Early de-cannulation from extracorporeal membrane oxygenation following ventricular tachycardia radiofrequency ablation.
Academic Article
Overview
abstract
OBJECTIVES: Ventricular tachycardia ablation (VTA) with hemodynamic compromise presents a challenge. Veno-arterial extracorporeal membrane oxygenation (VA-ECMO) support allows the safe completion of the procedure. There are limited data regarding the safety of weaning off VA-ECMO at the end of the procedure. We report our experience with early VA-ECMO de-cannulation after VTA. MATERIALS AND METHODS: All patients undergoing VA-ECMO-assisted VTA, between January 2013 and December 2020 at a large tertiary center were included.
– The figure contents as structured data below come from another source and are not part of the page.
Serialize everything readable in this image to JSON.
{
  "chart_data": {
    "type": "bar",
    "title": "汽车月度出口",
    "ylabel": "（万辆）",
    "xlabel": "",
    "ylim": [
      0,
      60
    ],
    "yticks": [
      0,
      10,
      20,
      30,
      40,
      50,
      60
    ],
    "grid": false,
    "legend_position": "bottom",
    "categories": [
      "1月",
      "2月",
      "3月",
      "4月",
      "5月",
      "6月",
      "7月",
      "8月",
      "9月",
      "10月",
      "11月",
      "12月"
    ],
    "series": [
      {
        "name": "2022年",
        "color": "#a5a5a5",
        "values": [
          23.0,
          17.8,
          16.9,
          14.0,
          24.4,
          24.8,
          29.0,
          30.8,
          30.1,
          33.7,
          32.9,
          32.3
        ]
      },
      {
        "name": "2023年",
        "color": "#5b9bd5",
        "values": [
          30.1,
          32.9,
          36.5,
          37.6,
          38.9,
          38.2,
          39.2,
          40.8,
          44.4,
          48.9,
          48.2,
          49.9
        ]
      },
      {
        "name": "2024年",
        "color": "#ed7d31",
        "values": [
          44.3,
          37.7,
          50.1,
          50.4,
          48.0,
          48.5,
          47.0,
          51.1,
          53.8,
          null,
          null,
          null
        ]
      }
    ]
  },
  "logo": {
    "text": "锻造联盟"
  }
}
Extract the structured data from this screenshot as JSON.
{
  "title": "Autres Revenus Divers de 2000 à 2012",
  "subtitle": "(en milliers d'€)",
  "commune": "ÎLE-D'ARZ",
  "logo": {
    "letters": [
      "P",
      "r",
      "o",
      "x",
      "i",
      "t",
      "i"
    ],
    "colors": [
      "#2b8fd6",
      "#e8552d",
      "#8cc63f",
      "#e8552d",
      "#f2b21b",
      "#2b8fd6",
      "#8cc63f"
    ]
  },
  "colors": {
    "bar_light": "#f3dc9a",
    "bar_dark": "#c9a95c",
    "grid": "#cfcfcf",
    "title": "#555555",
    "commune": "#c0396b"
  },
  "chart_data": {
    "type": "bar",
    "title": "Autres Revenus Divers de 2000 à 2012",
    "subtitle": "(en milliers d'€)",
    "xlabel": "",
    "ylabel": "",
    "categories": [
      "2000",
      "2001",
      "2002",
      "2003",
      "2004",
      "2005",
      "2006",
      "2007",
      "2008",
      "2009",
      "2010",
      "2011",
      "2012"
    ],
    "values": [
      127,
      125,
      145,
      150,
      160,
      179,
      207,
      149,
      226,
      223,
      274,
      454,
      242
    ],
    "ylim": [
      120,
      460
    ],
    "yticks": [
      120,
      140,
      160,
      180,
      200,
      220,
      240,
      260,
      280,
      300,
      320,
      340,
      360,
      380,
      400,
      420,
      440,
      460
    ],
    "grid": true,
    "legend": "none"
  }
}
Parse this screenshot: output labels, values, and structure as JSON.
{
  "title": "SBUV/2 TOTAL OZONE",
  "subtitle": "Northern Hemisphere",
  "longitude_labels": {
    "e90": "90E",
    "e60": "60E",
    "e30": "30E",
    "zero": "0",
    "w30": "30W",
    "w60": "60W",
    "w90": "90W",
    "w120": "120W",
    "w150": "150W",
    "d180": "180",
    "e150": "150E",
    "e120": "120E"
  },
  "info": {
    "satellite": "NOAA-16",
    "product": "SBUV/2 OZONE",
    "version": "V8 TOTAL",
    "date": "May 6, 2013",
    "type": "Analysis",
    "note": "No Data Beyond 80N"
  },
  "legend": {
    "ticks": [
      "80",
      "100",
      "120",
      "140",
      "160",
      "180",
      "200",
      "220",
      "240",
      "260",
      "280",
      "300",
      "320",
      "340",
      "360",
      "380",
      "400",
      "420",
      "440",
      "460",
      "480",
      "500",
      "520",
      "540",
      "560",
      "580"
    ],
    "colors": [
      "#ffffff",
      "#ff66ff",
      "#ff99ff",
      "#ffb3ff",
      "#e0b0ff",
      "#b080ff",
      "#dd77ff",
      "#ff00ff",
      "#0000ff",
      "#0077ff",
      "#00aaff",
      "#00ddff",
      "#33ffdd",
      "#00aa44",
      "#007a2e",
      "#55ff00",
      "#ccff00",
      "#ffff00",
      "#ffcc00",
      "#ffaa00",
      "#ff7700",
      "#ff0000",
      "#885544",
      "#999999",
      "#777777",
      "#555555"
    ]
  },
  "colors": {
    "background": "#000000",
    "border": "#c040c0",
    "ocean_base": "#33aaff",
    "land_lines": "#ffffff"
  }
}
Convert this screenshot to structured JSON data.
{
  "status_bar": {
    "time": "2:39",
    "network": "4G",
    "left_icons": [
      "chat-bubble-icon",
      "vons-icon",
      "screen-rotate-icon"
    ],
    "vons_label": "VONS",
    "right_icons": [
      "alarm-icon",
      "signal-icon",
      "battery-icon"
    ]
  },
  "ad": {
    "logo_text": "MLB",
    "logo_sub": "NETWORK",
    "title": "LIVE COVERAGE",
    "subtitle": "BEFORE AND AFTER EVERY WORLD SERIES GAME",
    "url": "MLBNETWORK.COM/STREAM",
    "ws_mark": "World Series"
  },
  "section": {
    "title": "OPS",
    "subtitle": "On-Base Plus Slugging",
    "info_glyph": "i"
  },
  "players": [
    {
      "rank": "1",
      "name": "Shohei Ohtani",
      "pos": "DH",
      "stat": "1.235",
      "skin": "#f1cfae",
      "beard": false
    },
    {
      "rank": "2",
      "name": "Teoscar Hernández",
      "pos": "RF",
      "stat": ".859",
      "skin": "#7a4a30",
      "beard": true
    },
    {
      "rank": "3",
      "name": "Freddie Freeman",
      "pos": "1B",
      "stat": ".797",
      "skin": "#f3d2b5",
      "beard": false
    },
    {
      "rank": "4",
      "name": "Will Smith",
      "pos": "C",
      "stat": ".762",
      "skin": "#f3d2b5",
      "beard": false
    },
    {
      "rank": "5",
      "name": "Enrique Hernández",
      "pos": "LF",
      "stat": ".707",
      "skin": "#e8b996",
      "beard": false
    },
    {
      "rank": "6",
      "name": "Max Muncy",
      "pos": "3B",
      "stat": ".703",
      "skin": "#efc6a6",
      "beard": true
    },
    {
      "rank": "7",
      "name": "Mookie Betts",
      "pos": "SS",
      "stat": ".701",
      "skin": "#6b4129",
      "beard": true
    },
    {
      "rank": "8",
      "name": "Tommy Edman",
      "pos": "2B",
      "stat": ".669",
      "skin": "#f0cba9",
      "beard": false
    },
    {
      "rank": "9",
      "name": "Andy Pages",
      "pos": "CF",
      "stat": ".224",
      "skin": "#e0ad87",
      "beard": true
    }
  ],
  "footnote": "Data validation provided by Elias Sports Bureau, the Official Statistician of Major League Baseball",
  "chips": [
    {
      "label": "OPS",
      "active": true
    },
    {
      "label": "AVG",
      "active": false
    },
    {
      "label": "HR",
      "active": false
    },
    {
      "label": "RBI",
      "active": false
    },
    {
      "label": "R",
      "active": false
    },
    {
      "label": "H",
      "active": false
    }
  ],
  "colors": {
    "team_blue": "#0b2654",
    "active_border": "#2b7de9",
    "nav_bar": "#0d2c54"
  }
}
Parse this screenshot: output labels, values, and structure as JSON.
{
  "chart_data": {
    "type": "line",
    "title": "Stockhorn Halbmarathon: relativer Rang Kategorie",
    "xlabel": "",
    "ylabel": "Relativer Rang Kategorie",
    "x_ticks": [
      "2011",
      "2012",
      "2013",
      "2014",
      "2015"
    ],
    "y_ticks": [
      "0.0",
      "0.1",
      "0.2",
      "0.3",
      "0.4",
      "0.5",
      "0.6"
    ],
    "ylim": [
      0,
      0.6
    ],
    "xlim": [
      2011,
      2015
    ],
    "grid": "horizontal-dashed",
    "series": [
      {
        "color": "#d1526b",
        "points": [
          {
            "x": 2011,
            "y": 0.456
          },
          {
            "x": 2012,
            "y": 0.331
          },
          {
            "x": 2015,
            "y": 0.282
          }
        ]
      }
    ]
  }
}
Clinical characteristics, history of arrhythmia, procedural details, and outcomes were collected. Patients weaned from VA-ECMO immediately at the end of the procedure were compared to those that were de-cannulated at a later time. RESULTS: A total of 46 patients (93.5% male, age 62 ± 10 years) were ablated with VA-ECMO support. Most had ischemic cardiomyopathy (65%) and (70%) presented with VT storm. The clinical VT was induced in the majority of patients (76%). A total of 99 VTs were induced of which 76 (77%) were targeted and successfully ablated. Non-inducibility was achieved in 74% of cases and most patients (83%) were de-cannulated at the end of the procedure on the procedure table. Survival at 1 year was higher among early de-cannulated patients (86 vs. 38% [log-rank p-value < 0.001]). At 1-year follow-up, 91.3% of surviving patients were free of appropriate ICD shocks. CONCLUSION: De-cannulation from VA-ECMO may be done immediately at the conclusion of VTA in most cases. Failure to timely wean off VA-ECMO is a strong predictor of mortality.